Oregon grass seed industry feels betrayed

Capital Press 9/8/08

ALBANY, Ore. (AP) - Oregon's chief air quality regulator says there's no intent to drive the grass-seed industry out of business. But a chief spokesman for the industry says growers feel betrayed.

Both are talking about the decision by Gov. Ted Kulongoski to seek an end to agricultural field burning in the Willamette Valley after 2010.

The governor directed the Department of Environmental Quality to draft legislation to that effect. The bill has been submitted to legislative counsel and will be introduced when the Legislature convenes in January.

In an explanation of the bill, the DEQ says smoke from field burning "can be a significant health issue for people sensitive to the pollutants found in smoke. While efforts are made to conduct burning under optimum conditions, impacts from field burning smoke do occur."

In 1991, the Legislature reduced, in stages, the acreage of open burning each summer until it reached the current maximum 65,000 acres.

The world has changed since 1991, said Andy Ginsburg, air quality administrator with the DEQ.

He thinks that while growers in the valley could not get by without some burning then, they may well be able to adapt now. Grass seed growers burn their fields to help rid them of disease and pests.

"Washington state has banned field burning and the grass seed industry is still thriving there," he said in an interview.

"The governor is concerned about the economy too and there's no intent to drive the grass-seed industry out of business," Ginsburg said. But at this point the concern about exposure to smoke is outweighing other concerns, according to him.

Roger Beyer, the former state senator who has been spokesman for the Oregon Seed Council since July, said the growers feel betrayed by the proposal.

They have put up more money for research into making ethanol from the straw of annual ryegrass, the kind that is typically still burned, and it's shortsighted to enact a ban before that plays out, Beyer said in an interview.

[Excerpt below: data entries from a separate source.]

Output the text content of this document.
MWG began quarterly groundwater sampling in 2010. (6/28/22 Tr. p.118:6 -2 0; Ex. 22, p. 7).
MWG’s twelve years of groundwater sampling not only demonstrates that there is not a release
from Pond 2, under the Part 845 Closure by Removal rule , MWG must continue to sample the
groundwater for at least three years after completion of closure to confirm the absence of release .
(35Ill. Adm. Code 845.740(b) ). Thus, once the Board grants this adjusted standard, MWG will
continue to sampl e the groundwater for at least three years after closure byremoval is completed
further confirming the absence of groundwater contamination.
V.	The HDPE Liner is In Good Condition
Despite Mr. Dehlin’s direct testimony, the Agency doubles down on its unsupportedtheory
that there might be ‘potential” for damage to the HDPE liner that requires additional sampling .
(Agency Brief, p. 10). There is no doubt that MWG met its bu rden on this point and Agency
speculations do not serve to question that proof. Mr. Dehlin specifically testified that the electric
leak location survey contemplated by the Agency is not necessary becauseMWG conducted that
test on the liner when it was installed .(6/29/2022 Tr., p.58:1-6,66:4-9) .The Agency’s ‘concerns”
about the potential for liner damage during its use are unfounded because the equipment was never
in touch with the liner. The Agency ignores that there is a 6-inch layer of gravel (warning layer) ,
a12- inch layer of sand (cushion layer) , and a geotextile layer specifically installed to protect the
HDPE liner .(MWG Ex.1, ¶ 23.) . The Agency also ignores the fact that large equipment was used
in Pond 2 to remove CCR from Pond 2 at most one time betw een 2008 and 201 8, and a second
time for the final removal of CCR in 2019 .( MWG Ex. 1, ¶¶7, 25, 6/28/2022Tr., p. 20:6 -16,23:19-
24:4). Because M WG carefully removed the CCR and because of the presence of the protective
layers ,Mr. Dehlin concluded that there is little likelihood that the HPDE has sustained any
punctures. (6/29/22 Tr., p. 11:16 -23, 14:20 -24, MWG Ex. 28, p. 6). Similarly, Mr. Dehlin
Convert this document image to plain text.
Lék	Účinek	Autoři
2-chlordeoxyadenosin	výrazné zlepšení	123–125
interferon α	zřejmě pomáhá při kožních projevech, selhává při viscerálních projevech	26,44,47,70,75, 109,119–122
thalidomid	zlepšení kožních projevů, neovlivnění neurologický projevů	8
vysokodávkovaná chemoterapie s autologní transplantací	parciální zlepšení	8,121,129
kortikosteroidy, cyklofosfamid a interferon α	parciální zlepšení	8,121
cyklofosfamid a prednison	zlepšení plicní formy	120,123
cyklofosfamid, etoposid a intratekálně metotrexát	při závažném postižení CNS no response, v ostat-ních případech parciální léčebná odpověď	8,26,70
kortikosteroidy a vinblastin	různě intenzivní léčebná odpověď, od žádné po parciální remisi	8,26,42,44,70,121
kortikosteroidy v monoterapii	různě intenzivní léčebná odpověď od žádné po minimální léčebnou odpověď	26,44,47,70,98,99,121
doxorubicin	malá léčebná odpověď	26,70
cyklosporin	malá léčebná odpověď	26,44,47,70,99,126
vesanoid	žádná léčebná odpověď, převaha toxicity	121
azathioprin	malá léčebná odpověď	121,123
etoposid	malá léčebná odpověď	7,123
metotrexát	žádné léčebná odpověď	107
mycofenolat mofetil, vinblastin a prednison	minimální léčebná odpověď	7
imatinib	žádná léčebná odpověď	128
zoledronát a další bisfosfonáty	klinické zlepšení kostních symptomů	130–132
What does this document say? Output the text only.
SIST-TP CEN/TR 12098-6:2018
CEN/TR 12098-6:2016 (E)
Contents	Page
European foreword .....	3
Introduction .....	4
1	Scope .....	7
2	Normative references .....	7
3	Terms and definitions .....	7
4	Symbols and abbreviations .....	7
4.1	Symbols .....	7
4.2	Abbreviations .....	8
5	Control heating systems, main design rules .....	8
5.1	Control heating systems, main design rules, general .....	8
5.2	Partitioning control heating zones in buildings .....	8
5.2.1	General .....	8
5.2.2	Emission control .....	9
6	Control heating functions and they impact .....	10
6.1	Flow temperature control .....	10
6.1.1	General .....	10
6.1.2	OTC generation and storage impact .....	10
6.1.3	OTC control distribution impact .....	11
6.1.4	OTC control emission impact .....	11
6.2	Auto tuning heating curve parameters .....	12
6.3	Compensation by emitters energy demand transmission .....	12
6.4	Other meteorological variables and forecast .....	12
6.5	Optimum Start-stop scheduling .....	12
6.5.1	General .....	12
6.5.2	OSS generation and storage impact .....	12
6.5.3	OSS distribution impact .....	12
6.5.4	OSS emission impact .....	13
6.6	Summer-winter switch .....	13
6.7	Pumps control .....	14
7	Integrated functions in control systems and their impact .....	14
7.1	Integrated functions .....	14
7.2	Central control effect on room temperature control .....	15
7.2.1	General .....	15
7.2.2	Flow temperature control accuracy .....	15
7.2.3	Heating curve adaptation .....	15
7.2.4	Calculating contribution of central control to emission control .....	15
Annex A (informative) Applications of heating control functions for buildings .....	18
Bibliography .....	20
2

The ethanol research "is looking pretty good," he said, but it will be at least three years before anything can be built.

Ginsburg said that weighing the pros and cons of a ban is not a scientific question.

"Good strong arguments can be made on both sides," he said. "That's why we elect our officials ... It's really a matter of balancing incompatible interests."

While an early draft of the bill would limit burning to 40,000 acres in 2009, Ginsburg said that part's been dropped because it would be too late to change the system by the time the bill becomes law.